O'Dell said he's seeing a notable increase in aluminum applications, including in engine supports, roofs, doors and hoods. He pointed to the 2011 Mercedes-Benz E-Class—due to sport an all-aluminum trunk that's lighter and easier to design—and Audi AG's revolutionary lightweight aluminum spaceframe as just two examples of automakers accepting non-traditional, albeit more expensive, solutions to reducing vehicle weight. "If you can use less of it to build parts of a vehicle, you can do some things with aluminum that you can't do with sheet metal, and you can save weight," O'Dell said.

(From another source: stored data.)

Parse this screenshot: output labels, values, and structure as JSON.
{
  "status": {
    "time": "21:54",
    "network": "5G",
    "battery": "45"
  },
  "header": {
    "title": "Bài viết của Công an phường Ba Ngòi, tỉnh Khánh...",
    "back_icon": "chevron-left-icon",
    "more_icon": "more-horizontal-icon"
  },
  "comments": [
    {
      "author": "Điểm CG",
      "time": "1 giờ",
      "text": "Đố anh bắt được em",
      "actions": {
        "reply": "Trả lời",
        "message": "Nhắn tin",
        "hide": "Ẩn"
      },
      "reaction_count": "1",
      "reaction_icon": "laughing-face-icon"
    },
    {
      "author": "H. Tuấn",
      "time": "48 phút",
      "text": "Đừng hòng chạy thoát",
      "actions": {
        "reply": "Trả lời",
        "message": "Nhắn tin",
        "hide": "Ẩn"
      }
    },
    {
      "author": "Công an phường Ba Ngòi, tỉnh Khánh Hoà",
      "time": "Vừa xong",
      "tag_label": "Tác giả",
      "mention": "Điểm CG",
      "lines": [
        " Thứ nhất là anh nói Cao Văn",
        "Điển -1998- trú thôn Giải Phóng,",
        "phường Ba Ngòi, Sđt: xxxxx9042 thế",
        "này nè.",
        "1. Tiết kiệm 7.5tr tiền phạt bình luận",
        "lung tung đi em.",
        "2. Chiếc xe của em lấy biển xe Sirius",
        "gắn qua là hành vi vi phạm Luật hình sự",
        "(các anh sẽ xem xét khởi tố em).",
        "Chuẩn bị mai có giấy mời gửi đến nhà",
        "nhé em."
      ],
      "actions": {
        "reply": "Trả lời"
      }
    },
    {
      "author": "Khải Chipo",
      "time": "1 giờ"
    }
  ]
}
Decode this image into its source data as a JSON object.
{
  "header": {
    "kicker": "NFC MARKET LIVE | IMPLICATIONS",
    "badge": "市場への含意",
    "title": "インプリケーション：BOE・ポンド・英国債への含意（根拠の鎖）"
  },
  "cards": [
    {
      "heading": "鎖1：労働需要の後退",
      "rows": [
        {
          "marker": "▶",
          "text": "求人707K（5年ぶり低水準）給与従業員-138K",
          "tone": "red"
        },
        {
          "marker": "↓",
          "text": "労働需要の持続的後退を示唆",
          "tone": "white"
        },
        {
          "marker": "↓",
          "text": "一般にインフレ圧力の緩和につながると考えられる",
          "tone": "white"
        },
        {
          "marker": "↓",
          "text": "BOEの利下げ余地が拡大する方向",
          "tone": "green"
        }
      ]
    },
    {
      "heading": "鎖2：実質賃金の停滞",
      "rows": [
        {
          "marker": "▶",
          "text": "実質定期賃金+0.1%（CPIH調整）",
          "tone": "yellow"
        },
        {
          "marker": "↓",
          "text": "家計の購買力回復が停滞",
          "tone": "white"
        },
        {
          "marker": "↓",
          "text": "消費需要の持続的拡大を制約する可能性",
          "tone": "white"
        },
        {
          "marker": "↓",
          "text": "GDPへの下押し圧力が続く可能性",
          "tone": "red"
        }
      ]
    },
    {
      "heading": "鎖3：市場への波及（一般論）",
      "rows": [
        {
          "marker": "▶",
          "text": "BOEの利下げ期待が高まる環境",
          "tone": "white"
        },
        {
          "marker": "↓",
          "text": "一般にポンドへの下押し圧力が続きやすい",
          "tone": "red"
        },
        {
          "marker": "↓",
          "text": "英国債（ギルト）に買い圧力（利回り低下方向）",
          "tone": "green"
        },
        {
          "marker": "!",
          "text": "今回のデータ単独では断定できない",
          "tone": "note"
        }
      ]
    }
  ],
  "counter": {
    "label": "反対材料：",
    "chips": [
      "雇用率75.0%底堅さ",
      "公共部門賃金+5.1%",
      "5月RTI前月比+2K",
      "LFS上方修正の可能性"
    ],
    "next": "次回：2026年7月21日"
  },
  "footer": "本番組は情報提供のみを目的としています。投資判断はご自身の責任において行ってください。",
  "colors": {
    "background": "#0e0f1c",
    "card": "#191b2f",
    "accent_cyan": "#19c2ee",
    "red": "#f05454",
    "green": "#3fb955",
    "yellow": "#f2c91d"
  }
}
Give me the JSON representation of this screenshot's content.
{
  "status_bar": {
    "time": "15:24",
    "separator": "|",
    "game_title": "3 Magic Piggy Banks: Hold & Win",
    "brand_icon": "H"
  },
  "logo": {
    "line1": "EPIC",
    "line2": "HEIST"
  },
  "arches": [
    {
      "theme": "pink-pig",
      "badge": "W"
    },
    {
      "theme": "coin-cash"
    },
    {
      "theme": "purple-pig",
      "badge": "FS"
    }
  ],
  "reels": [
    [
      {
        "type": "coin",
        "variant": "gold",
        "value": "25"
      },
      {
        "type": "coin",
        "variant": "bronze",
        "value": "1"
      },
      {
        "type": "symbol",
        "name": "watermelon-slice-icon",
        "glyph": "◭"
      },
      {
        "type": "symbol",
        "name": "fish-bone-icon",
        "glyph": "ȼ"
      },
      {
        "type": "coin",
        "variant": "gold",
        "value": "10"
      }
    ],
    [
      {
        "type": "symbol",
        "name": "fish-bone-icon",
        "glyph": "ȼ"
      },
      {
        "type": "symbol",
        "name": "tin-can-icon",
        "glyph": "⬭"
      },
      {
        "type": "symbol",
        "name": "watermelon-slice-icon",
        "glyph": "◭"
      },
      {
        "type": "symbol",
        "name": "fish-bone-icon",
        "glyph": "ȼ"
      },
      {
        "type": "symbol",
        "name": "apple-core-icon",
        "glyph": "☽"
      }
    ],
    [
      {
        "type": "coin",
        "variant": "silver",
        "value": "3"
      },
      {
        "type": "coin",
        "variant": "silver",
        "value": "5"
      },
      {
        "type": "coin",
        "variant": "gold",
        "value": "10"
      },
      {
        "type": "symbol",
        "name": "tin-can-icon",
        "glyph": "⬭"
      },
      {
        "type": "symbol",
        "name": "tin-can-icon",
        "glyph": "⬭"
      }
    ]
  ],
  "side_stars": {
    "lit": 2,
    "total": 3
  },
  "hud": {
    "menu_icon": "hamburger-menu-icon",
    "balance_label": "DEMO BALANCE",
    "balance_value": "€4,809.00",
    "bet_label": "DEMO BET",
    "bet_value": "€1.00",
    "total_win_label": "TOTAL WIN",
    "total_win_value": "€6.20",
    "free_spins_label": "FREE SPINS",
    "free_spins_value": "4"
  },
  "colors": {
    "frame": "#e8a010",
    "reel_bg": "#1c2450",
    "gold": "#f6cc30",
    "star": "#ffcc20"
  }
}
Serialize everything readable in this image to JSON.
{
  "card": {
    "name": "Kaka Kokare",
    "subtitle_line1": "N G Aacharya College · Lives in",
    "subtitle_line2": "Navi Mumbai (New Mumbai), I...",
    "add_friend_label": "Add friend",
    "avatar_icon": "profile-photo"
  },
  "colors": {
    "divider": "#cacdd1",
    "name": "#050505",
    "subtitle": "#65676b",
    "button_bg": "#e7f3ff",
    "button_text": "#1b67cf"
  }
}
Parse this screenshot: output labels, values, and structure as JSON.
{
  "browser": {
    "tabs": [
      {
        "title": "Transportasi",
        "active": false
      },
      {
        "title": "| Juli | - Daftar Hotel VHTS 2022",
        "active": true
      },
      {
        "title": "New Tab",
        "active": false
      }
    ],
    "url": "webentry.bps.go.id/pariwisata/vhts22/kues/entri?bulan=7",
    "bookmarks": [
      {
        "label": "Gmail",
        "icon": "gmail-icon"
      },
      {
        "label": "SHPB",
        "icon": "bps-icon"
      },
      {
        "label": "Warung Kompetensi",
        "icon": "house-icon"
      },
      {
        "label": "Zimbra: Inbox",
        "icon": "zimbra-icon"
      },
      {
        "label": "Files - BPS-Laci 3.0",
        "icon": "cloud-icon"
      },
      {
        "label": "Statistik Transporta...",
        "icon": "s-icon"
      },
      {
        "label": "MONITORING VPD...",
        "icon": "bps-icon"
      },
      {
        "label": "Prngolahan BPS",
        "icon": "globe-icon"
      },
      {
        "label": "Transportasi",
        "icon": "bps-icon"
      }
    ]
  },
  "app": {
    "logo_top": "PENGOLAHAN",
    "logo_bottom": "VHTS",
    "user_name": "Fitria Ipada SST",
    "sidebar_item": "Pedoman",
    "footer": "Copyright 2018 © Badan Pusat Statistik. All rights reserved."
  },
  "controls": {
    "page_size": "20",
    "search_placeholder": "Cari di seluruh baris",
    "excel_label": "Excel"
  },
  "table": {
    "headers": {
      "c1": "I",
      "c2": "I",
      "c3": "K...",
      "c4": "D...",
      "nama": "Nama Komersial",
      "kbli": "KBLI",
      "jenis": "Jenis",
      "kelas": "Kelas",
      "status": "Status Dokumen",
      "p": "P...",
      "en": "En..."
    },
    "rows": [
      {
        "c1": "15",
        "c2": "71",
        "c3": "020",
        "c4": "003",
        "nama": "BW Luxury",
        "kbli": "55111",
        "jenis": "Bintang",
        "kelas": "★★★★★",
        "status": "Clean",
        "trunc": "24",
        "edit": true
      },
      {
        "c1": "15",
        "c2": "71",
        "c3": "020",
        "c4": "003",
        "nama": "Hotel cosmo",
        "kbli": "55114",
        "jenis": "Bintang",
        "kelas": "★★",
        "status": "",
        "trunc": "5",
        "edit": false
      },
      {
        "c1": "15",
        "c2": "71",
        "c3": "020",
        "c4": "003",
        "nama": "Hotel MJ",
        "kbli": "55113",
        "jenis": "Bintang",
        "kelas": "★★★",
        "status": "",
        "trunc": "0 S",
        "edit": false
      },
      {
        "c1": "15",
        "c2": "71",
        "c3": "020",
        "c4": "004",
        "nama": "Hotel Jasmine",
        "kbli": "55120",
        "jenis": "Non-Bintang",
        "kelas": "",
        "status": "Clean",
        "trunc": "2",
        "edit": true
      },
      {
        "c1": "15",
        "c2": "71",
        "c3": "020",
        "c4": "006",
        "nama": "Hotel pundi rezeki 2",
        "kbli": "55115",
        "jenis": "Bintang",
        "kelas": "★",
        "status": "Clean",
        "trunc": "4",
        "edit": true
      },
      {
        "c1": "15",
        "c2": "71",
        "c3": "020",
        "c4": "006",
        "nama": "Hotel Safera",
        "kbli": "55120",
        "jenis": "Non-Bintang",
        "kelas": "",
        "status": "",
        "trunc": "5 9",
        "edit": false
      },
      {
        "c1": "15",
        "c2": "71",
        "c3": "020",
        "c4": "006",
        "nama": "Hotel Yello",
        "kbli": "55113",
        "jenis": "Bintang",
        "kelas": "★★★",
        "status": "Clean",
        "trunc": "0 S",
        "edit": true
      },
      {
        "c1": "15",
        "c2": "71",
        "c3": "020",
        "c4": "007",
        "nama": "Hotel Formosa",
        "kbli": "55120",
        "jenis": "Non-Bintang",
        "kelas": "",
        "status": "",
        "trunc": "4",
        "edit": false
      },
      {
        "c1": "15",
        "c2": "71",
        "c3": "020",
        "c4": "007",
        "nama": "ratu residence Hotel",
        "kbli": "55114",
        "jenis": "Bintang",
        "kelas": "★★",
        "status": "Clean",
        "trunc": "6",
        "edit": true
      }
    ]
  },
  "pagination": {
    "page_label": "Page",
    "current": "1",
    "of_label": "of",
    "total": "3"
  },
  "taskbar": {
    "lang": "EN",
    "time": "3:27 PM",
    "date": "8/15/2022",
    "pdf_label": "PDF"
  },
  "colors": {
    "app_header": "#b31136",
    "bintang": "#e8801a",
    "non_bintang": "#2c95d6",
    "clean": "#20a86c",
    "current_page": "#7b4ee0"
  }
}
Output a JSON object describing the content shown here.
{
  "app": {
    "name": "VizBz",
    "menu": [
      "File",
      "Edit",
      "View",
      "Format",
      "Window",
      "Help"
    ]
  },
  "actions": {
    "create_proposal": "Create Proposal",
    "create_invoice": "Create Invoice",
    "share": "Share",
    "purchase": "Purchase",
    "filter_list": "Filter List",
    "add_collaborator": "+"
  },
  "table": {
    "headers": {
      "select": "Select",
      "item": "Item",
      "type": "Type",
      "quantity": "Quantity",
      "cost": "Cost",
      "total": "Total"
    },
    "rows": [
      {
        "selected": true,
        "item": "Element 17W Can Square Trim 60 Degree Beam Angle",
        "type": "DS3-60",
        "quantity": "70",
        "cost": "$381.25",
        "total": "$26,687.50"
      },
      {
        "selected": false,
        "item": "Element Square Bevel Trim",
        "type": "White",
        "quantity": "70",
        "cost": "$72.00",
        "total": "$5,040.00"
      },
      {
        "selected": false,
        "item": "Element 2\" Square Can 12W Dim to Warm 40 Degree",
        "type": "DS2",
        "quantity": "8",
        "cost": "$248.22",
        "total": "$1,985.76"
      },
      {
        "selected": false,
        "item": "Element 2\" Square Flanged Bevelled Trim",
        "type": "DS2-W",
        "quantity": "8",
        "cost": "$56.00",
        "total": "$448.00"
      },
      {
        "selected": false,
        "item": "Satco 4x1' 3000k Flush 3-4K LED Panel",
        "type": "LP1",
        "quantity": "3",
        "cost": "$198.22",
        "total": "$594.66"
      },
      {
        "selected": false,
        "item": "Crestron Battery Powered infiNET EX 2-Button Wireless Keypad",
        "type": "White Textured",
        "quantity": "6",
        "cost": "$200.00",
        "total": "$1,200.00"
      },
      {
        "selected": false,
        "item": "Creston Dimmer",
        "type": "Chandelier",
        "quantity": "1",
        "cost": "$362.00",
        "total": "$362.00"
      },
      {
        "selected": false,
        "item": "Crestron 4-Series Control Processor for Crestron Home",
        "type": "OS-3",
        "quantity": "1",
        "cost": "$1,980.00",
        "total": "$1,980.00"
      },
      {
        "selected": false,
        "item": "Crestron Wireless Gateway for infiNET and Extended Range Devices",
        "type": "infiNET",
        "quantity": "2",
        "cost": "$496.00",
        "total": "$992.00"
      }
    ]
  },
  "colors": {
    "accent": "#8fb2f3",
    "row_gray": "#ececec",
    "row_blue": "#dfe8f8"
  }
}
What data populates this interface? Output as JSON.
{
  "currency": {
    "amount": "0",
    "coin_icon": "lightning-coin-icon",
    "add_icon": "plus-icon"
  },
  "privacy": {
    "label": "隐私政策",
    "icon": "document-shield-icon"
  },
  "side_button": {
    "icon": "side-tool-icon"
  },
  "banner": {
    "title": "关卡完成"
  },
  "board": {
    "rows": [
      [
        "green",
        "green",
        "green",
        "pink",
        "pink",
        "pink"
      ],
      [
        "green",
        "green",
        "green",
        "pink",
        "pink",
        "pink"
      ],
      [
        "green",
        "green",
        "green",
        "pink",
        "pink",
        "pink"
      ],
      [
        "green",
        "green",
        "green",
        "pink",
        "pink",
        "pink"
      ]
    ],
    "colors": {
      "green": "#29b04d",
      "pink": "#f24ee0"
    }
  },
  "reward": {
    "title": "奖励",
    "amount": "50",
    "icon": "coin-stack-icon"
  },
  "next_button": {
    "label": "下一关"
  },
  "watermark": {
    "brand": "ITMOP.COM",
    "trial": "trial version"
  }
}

Aluminum content in North American autos reached an all-time high of 8.6 percent of curb weight in 2009 model-year vehicles, according to the Aluminum Transportation Group (ATG), part of the Aluminum Association. ATG expects auto aluminum content to increase by 4 to 5 pounds per vehicle annually and approach 300 pounds per vehicle worldwide by 2020.

"All major aluminum producers are active and working together with R&D departments of car and auto part makers to develop new applications to reduce weight," Gelsomino said.

However, steel isn't going to be pushed out of North American vehicles any time soon, said Amy Bennett, MBR's senior steel consultant. In 2009, North American light vehicles still contained 2,163 pounds of flat-rolled and other steel products, representing more than 57 percent of the 2009 curb weight, according to the Ducker report. At the same time, the average weight per vehicle decreased more than 4 percent, or 163 pounds.

The use of advanced high-strength steels (AHSS), in terms of total body weight of a vehicle, has increased by more than 4 percent since 2007. The new BMW X6 leads the auto industry with 32 percent of its body structure and closures manufactured from AHSS, while other new models with above-average AHSS body content include the new Chevrolet Traverse, Ford F-150 and Chrysler Town and Country. Some analysts predict that the use of AHSS, the fastest-growing automotive material, will increase 10 percent per year through 2020.

"There's definitely a viable market out there for steel producers," Bennett said. "They just have to continue working closely with auto producers to make sure they're developing the steels required to meet the auto industry's needs."

O'Dell agreed, but added that "our definition of steel may change. It may be much thinner applications of steel sandwiched with other materials to make composites, but I don't think steel's going to go away." DARCY KEITH

Jamie Zachary contributed to this story.